You can avoid the null terminator issue by using the std::string::append() method instead:

ssize_t len;
while ((len = read(inFD1, buf, sizeof(int))) > 0) 
    text.append(buf, len);

That being said, since you are allocating buf to be the full size of the file, but your loop is only reading sizeof(int) number of bytes per iteration, you are wasting fsize(filename) - sizeof(int) number of bytes when fsize(filename) > sizeof(int) (and your code has undefined behavior when fsize(filename) < sizeof(int)).

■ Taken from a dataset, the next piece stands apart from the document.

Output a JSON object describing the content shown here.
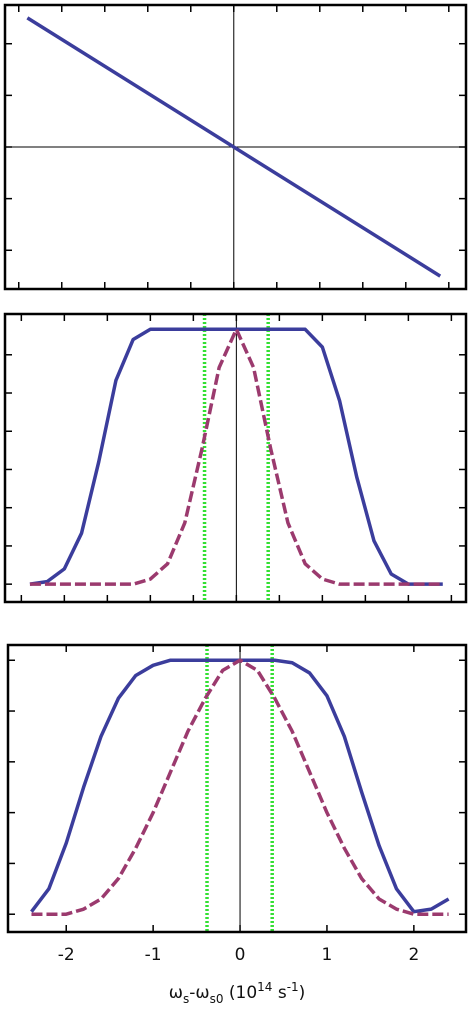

You should use a fixed size for buf instead. There is no need to allocate more than you actually read on each loop iteration:

string OpenRead(const char* filename)
{
    int inFD1 = open(filename, O_RDONLY, 0);
    if (inFD1 < 0) exit(EXIT_FAILURE);

    string text;
    char buf[1024];
    ssize_t len;

    do {
        len = read(inFD1, buf, sizeof(buf));
        if (len == -1) {
            close(inFD1);
            exit(EXIT_FAILURE);
            break;
        }
        if (len == 0) break;
        text.append(buf, len);
    }
    while (true);

    close(inFD1);
    return text;
}

Or, simply pre-allocate text instead, and then read the file directly into text. That way, you don't need to allocating a temporary buffer at all:

string OpenRead(const char* filename)
{
    size_t size = fsize(filename);
    if (size < 0) exit(EXIT_FAILURE);

    string text;

    if (size > 0) {
        int inFD1 = open(filename, O_RDONLY, 0);
        if (inFD1 < 0) exit(EXIT_FAILURE);

        text.resize(size);

        char *buf = &text[0];
        ssize_t len;

        do {
            len = read(inFD1, buf, size);
            if (len <= 0) {
                close(inFD1);
                exit(EXIT_FAILURE);
                break;
            }
            buf += len;
            size -= len;
        }
        while (size > 0);    

        close(inFD1);
    }

    return text;
}

That being said, what you are doing is the C way of reading a file. You are writing C++ code, so you should use C++ style file I/O instead. There are many ways to read a file into a std::string. See What is the best way to read an entire file into a std::string in C++?.